BUENO… ESTA ES MI OPINIÓN


Gustavo A. Magallón Solórzano.-

Quizá nunca se le ha rendido un gran homenaje a Ruperto (desconozco los apellidos) también conocido como El Viejo, quien durante muchísimos años impulsó a los niños y jóvenes de Manzanillo a practicar algún deporte.

Ruperto vivió en una casa muy sencilla por el rumbo de La Pedregosa, en el puerto y su oficio era ser pintor “de brocha gorda” de casas, además de que instalaba los mejores cielos rasos en las casas de teja que hace años abundaban en Manzanillo.

Con sus ingresos económicos, El Viejo compraba balones para futbol o utensilios para la práctica del beisbol, pero más, aun ya entrado en años, todas las tardes acudía a algún barrio con un silbato y a gritos, e invitaba a todos los niños y jóvenes para que lo siguieran a las canchas deportivas para que entrenaran el deporte de su preferencia.
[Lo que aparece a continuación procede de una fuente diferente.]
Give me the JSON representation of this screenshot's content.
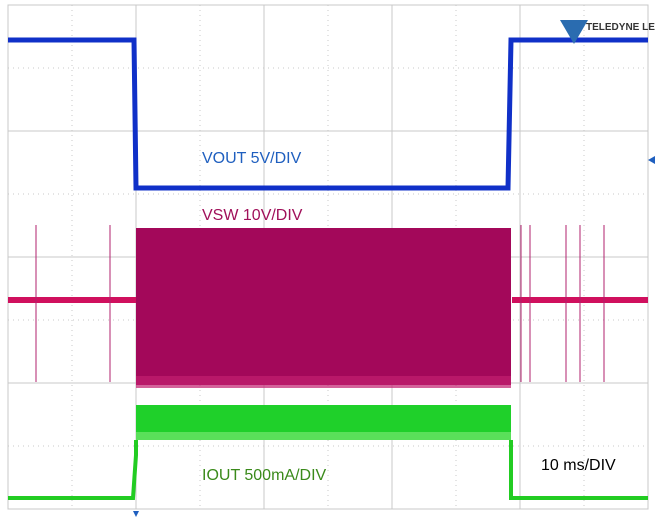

Fueron muchas, pero muchas las generaciones de manzanillenses que recibieron (o recibimos) el beneficio que ofrecía Ruperto por el gusto de servir a tantos niños y jóvenes, tal vez muchos lo recuerden con su trato agradable hacia todos y además los impulsaba a practicar algún deporte para que se divirtieran, aunque no tuvieran cualidades para eso.
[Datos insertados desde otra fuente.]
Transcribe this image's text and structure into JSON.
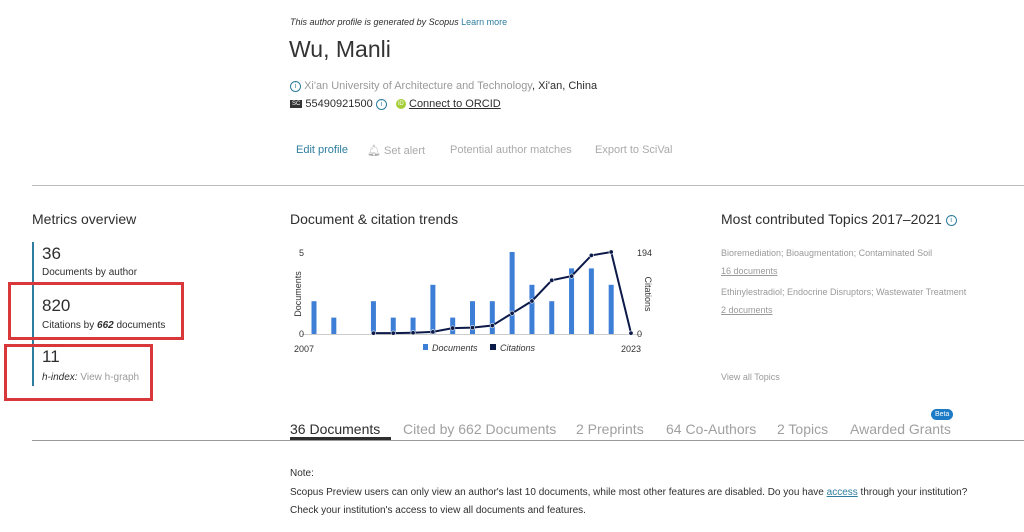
{
  "header": {
    "notice": "This author profile is generated by Scopus",
    "learn_more": "Learn more",
    "name": "Wu, Manli",
    "affiliation": "Xi'an University of Architecture and Technology",
    "location": ", Xi'an, China",
    "scopus_id": "55490921500",
    "orcid_link": "Connect to ORCID",
    "actions": [
      "Edit profile",
      "Set alert",
      "Potential author matches",
      "Export to SciVal"
    ]
  },
  "metrics": {
    "title": "Metrics overview",
    "documents_value": "36",
    "documents_label": "Documents by author",
    "citations_value": "820",
    "citations_label_pre": "Citations by ",
    "citations_docs": "662",
    "citations_label_post": " documents",
    "hindex_value": "11",
    "hindex_label": "h-index:",
    "hgraph_link": "View h-graph",
    "highlight_color": "#d9383a"
  },
  "trends": {
    "title": "Document & citation trends"
  },
  "chart_data": {
    "type": "bar+line",
    "x": [
      2007,
      2008,
      2009,
      2010,
      2011,
      2012,
      2013,
      2014,
      2015,
      2016,
      2017,
      2018,
      2019,
      2020,
      2021,
      2022,
      2023
    ],
    "x_tick_labels": [
      "2007",
      "2023"
    ],
    "series": [
      {
        "name": "Documents",
        "type": "bar",
        "axis": "left",
        "color": "#3d7fd6",
        "values": [
          2,
          1,
          0,
          2,
          1,
          1,
          3,
          1,
          2,
          2,
          5,
          3,
          2,
          4,
          4,
          3,
          0
        ]
      },
      {
        "name": "Citations",
        "type": "line",
        "axis": "right",
        "color": "#0c1a4a",
        "values": [
          null,
          null,
          null,
          2,
          2,
          3,
          5,
          14,
          15,
          20,
          49,
          78,
          127,
          137,
          186,
          194,
          2
        ]
      }
    ],
    "ylabel_left": "Documents",
    "ylim_left": [
      0,
      5
    ],
    "left_ticks": [
      "0",
      "5"
    ],
    "ylabel_right": "Citations",
    "ylim_right": [
      0,
      194
    ],
    "right_ticks": [
      "0",
      "194"
    ],
    "legend_position": "bottom"
  },
  "topics": {
    "title": "Most contributed Topics 2017–2021",
    "items": [
      {
        "name": "Bioremediation; Bioaugmentation; Contaminated Soil",
        "docs": "16 documents"
      },
      {
        "name": "Ethinylestradiol; Endocrine Disruptors; Wastewater Treatment",
        "docs": "2 documents"
      }
    ],
    "view_all": "View all Topics"
  },
  "tabs": [
    "36 Documents",
    "Cited by 662 Documents",
    "2 Preprints",
    "64 Co-Authors",
    "2 Topics",
    "Awarded Grants"
  ],
  "beta_badge": "Beta",
  "note": {
    "title": "Note:",
    "line1_pre": "Scopus Preview users can only view an author's last 10 documents, while most other features are disabled. Do you have ",
    "access_link": "access",
    "line1_post": " through your institution?",
    "line2": "Check your institution's access to view all documents and features."
  }
}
Lo lamentable es que muchas personas altruistas pasan por la vida ayudando de alguna forma y después nadie los recuerda, o ni en vida le ofrecen un homenaje para mostrarles agradecimiento por la labor tan importante que han realizado en beneficio de muchos, en este caso, manzanillenses.

Sin haber pedido su autorización, pero a nombre de todas esas generaciones de manzanillenses que tanto apoyaste, Ruperto, Viejo, en donde quiera que estés recibe este pequeñísimo homenaje de parte de todos los que te recordamos con cariño. Bueno… esta es mi opinión.